Layer	Mean compliance	Mean coherence
9	0.795	0.965
11	0.570	0.970
10	0.335	0.950
12	0.300	0.940
8	0.100	0.950

Despite the model having 32 layers, the peak leverage sits around layers 8-11. This is earlier than the “mid-late” region observed in Qwen and earlier than I initially expected based on the smaller LLaMA models.

My personal interpretation of the heatmap is that because layers roughly 15 and onward show extremely high cosine similarity with one another, the refusal direction has likely already been decided earlier and is simply being reused or lightly refined at this point. These later layers encode a stable refusal representation, but intervening on them has relatively weak causal impact. By contrast, layers near 9 appear to be where refusal is first decisively introduced.

Put differently: cosine similarity here reflects stability, not decision power. LLaMA-8B seems to decide on refusal early, then propagate that decision forward through many nearly identical layers. That appears to be why when model's has roughly a single refusal direction the cross-layer cosine similarity is high. The overall direction has been decided and later layers are merely refining it stylisically. For those that lives on a low rank subspace, there isn't a single, well defined direction and hence the heatmaps of those models usually wouldn't have a high cosine similarity for the late layers.

Interpreting LLaMA-1B vs LLaMA-8B¶

This contrast sharpens what’s going on in LLaMA-1B. In that model, refusal vectors never really collapse to a single stable direction. Each layer contributes a slightly different refusal-aligned component, producing a low-rank structure rather than a single axis. No single layer dominates, and refusal remains distributed across the network.

LLaMA-8B, by comparison, behaves much more like Qwen:

refusal becomes well-defined early
a single direction is largely sufficient for control
later layers mostly propagate an already-decided signal

One plausible explanation is that LLaMA-1B’s distributed refusal is a consequence of training choices or architectural scale effects, rather than something fundamental about the LLaMA family.
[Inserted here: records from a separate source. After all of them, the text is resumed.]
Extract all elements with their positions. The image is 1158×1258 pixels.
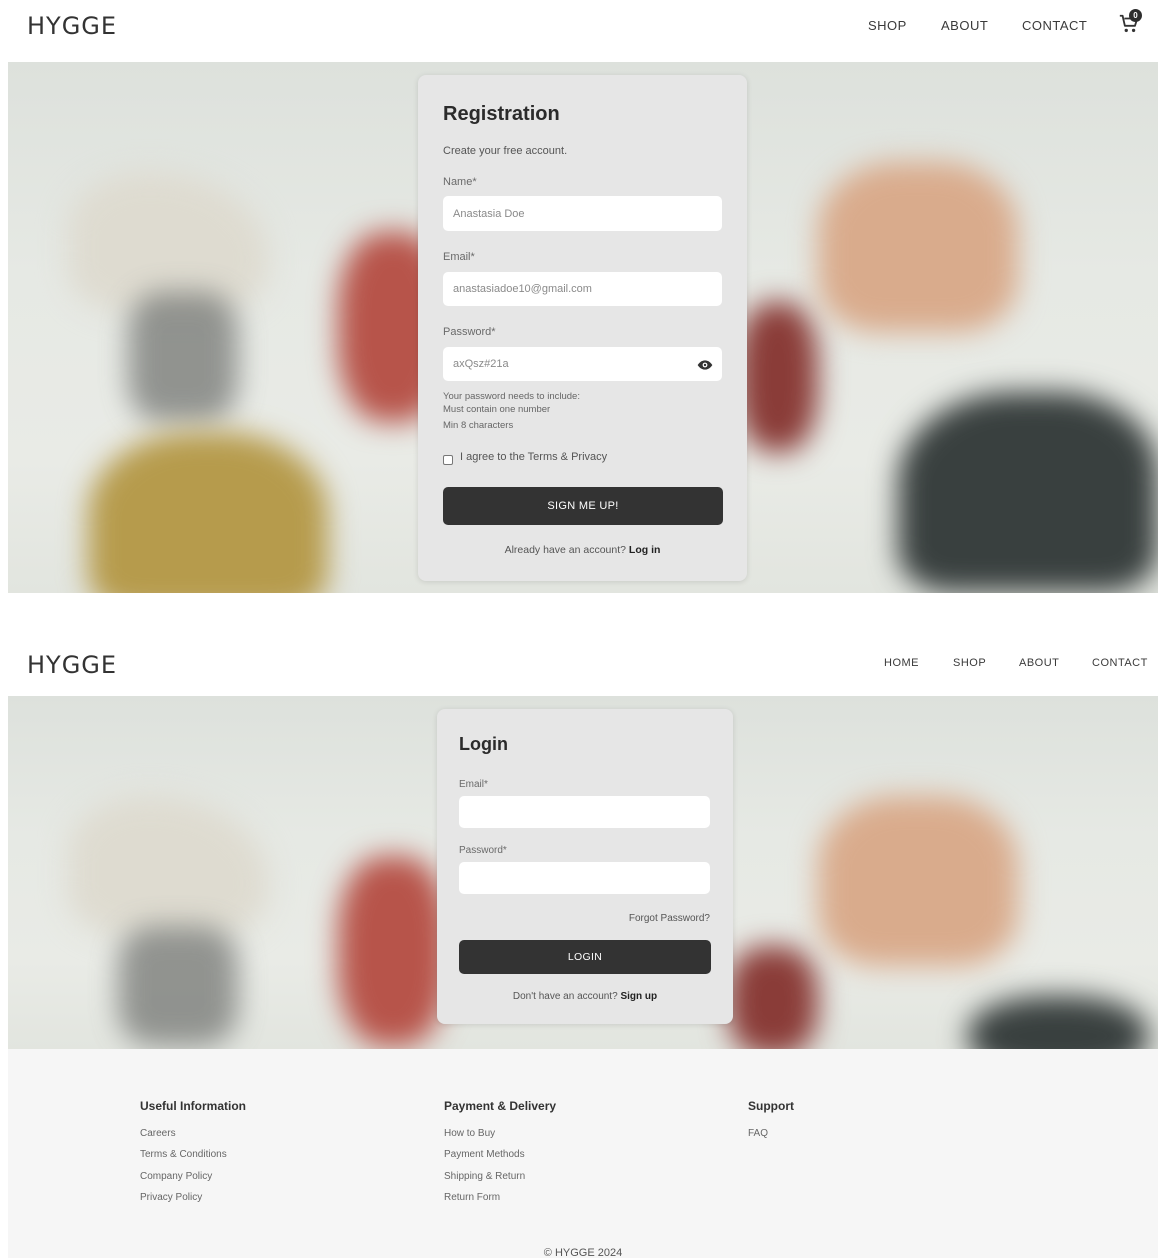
signup-prompt: Don't have an account? Sign up	[437, 991, 733, 1002]
nav-about[interactable]: ABOUT	[1019, 657, 1059, 669]
footer-link-careers[interactable]: Careers	[140, 1128, 176, 1139]
password-label: Password*	[443, 326, 496, 338]
chair-image	[898, 392, 1158, 592]
nav-shop[interactable]: SHOP	[953, 657, 986, 669]
login-password-input[interactable]	[459, 862, 710, 894]
registration-form: Registration Create your free account. N…	[418, 75, 747, 581]
footer-link-return-form[interactable]: Return Form	[444, 1192, 500, 1203]
password-input[interactable]: axQsz#21a	[443, 347, 722, 381]
signup-prompt-text: Don't have an account?	[512, 991, 618, 1002]
login-prompt-text: Already have an account?	[504, 544, 626, 556]
chair-image	[728, 946, 818, 1049]
login-email-input[interactable]	[459, 796, 710, 828]
eye-icon[interactable]	[697, 357, 713, 373]
sign-up-link[interactable]: Sign up	[620, 991, 657, 1002]
login-header: HYGGE HOME SHOP ABOUT CONTACT	[0, 620, 1158, 696]
login-button[interactable]: LOGIN	[459, 940, 711, 974]
chair-image	[118, 926, 238, 1046]
chair-image	[338, 856, 448, 1046]
name-label: Name*	[443, 176, 477, 188]
sign-up-button[interactable]: SIGN ME UP!	[443, 487, 723, 525]
nav-contact[interactable]: CONTACT	[1022, 18, 1087, 33]
nav-about[interactable]: ABOUT	[941, 18, 988, 33]
footer-link-faq[interactable]: FAQ	[748, 1128, 768, 1139]
login-form: Login Email* Password* Forgot Password? …	[437, 709, 733, 1024]
registration-title: Registration	[443, 103, 560, 125]
footer-link-how-to-buy[interactable]: How to Buy	[444, 1128, 495, 1139]
forgot-password-link[interactable]: Forgot Password?	[459, 913, 710, 924]
password-hint-title: Your password needs to include:	[443, 391, 580, 402]
password-hint-length: Min 8 characters	[443, 420, 514, 431]
nav-shop[interactable]: SHOP	[868, 18, 907, 33]
footer-heading-payment-delivery: Payment & Delivery	[444, 1099, 557, 1113]
nav-home[interactable]: HOME	[884, 657, 919, 669]
footer-heading-useful-information: Useful Information	[140, 1099, 247, 1113]
name-input[interactable]: Anastasia Doe	[443, 196, 722, 231]
footer-link-payment-methods[interactable]: Payment Methods	[444, 1149, 525, 1160]
chair-image	[968, 996, 1148, 1049]
terms-checkbox[interactable]	[443, 455, 453, 465]
copyright: © HYGGE 2024	[543, 1247, 623, 1258]
login-link[interactable]: Log in	[629, 544, 661, 556]
footer-link-terms[interactable]: Terms & Conditions	[140, 1149, 227, 1160]
chair-image	[818, 162, 1018, 332]
registration-subtitle: Create your free account.	[443, 145, 568, 157]
cart-count-badge: 0	[1129, 9, 1142, 22]
footer-link-company-policy[interactable]: Company Policy	[140, 1171, 212, 1182]
login-email-label: Email*	[459, 779, 488, 790]
footer: Useful Information Careers Terms & Condi…	[8, 1049, 1158, 1258]
footer-link-shipping-return[interactable]: Shipping & Return	[444, 1171, 525, 1182]
login-password-label: Password*	[459, 845, 507, 856]
chair-image	[818, 796, 1018, 966]
login-prompt: Already have an account? Log in	[418, 544, 747, 556]
login-title: Login	[459, 734, 508, 754]
password-hint-number: Must contain one number	[443, 404, 551, 415]
email-input[interactable]: anastasiadoe10@gmail.com	[443, 272, 722, 306]
logo[interactable]: HYGGE	[27, 651, 117, 679]
footer-heading-support: Support	[748, 1099, 794, 1113]
nav-contact[interactable]: CONTACT	[1092, 657, 1148, 669]
registration-header: HYGGE SHOP ABOUT CONTACT 0	[0, 0, 1158, 62]
chair-image	[88, 432, 328, 593]
email-label: Email*	[443, 251, 475, 263]
chair-image	[128, 292, 238, 422]
logo[interactable]: HYGGE	[27, 12, 117, 40]
chair-image	[68, 796, 268, 936]
cart-button[interactable]: 0	[1118, 9, 1144, 33]
terms-label[interactable]: I agree to the Terms & Privacy	[460, 451, 607, 463]
chair-image	[68, 172, 268, 312]
chair-image	[738, 302, 818, 452]
footer-link-privacy-policy[interactable]: Privacy Policy	[140, 1192, 202, 1203]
Supporting this, LLaMA-3.2-3B-Instruct behaves more like the 1B model than the 8B model, with peak compliance stuck around ~15% under single-direction ablation.

Cross-model comparison¶

To put these results in context, I tested a small collection of other instruction-tuned models using the same basic methodology. Due to limited compute, all of these models are under ~10B parameters; extracting refusal vectors and generating large numbers of rollouts per layer gets expensive quickly. The table below summarizes whether a single refusal vector was sufficient, along with peak compliance achieved under runtime ablation.
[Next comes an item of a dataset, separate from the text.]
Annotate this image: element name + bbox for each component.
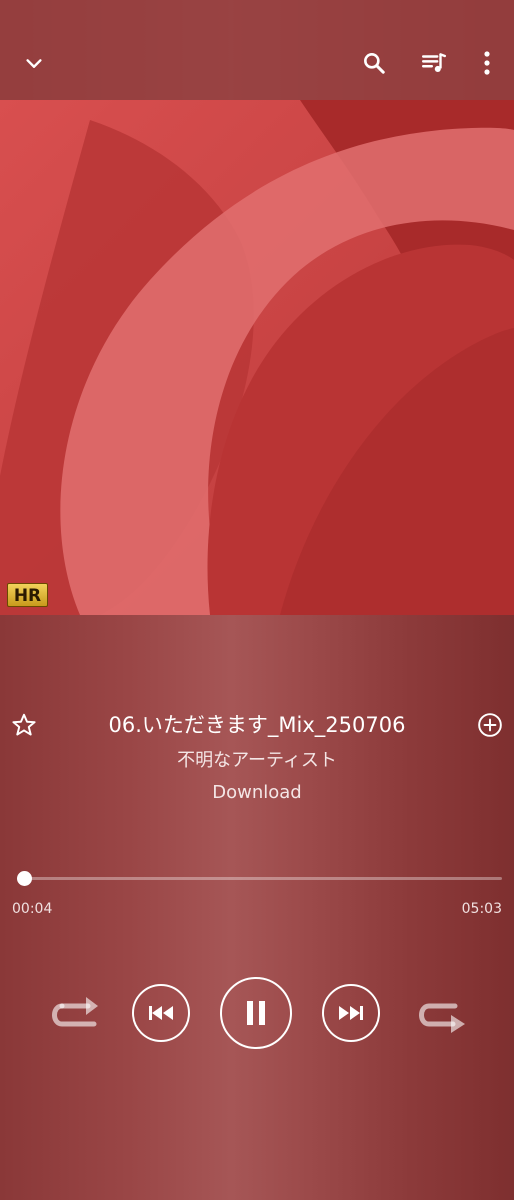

Model	Single RV sufficient?	Peak compliance	Notes
Qwen3-1.7B	Yes	~96%	Very strong single dir
Qwen-1.8B	Yes	~90%	Clean baseline
gemma-2b-it	Yes	~90%	Matches AF post
LLaMA-3.1-8B-Instruct	Yes	~80%	Early decision, stable
phi-3-mini-4k-instruct	Partial	~39%	Mixed behavior
LLaMA-3.2-1B-Instruct	No	~21%	Low-rank subspace
LLaMA-3.2-3B-Instruct	No	~15%	Similar to 1B

A few patterns stand out:

Several models (Qwen, Gemma, LLaMA-8B) admit a clean single-direction refusal representation.
LLaMA 1B and 3B variants behave differently, with refusal spread across a low-dimensional subspace.
Phi lands in between, where single-direction ablation helps but clearly does not saturate compliance.

Overall, refusal structure is not universal across instruction-tuned models. Some models make an early, fairly discrete refusal decision that is then propagated forward, making them highly vulnerable to single-direction interventions. Others distribute refusal across layers, which makes it harder to remove cleanly and leaves deeper safety constraints intact even after subspace-level ablation.

Because these experiments focus on relatively small models (all under ~10B parameters), it’s still unclear how well this picture carries over to much larger systems. That said, the consistency across several families hints that scale and training choices both matter. Understanding when refusal collapses to a single direction, and why, feels like a key open question going forward.